How come a count of a range becomes 0 before a foreach?
Steven Schveighoffer
schveiguy at gmail.com
Tue Apr 11 01:55:39 UTC 2023
On 4/10/23 6:43 PM, ikelaiah wrote:
> On Monday, 10 April 2023 at 01:01:59 UTC, Steven Schveighoffer wrote:
>> On 4/9/23 9:16 AM, Ali Çehreli wrote:
>>> auto entries = dirEntries(/* ... */).array;
>>
>> I'd be cautious of that. I don't know what the underlying code uses,
>> it may reuse buffers for e.g. filenames to avoid allocation.
>>
>> If you are confident the directory contents won't change in that
>> split-second, then I think iterating twice is fine.
>>
>
> Steve,
>
> The Rmd files are not on a network drive, but saved locally.

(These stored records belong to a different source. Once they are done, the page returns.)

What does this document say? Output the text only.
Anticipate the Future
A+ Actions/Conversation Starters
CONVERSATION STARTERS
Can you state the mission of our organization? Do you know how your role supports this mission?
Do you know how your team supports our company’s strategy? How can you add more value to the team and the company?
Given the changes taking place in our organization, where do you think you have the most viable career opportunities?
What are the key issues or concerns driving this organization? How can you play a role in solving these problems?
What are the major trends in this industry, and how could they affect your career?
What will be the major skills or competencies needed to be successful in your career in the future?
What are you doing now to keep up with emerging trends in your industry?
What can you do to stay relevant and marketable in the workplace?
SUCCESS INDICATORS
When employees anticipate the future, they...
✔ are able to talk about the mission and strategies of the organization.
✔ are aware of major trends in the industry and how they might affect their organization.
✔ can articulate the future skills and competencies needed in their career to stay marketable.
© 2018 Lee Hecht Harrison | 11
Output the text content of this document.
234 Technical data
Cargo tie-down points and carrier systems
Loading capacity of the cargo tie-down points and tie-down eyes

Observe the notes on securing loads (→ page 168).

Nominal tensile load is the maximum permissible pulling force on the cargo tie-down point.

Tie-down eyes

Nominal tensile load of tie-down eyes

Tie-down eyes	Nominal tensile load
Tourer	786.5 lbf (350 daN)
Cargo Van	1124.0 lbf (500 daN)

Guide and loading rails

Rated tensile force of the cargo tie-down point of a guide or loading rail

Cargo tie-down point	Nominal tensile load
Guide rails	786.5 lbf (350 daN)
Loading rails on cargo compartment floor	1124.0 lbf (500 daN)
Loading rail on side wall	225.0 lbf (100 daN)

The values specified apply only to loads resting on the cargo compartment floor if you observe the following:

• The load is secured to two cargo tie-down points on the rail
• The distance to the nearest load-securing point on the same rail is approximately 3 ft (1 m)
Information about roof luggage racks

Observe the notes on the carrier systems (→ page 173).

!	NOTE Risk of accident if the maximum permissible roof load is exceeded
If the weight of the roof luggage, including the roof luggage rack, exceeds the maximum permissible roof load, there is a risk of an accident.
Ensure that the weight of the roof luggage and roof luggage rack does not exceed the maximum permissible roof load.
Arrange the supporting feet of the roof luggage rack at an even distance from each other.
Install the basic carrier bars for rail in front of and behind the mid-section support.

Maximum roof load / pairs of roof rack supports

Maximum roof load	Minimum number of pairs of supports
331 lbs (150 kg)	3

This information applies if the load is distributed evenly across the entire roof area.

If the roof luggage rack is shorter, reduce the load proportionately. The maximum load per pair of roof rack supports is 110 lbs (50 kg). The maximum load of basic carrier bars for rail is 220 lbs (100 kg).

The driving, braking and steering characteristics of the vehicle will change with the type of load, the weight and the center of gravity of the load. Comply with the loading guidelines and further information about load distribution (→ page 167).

> So, I'm confident, the files won't change in a split-second.
That is not what I meant.
What I mean is that `array` is going to copy whatever values the range
gives it, which might be later *overwritten* depending on how
`dirEntries` is implemented.
e.g. the following code is broken:
```d
auto lines = File("foo.txt").byLine.array;
```
But the following is correct:
```
auto lines = File("foo.txt").byLineCopy.array;
```
Why? Because `byLine` reuses the line buffer eventually to save on
allocations. The array of lines might contain garbage in the earlier
elements as they got overwritten.
I'm not saying it's wrong for `dirEntries`, I haven't looked. But you
may want to be cautious about just using `array` to get you out of
trouble, especially for lazy input ranges.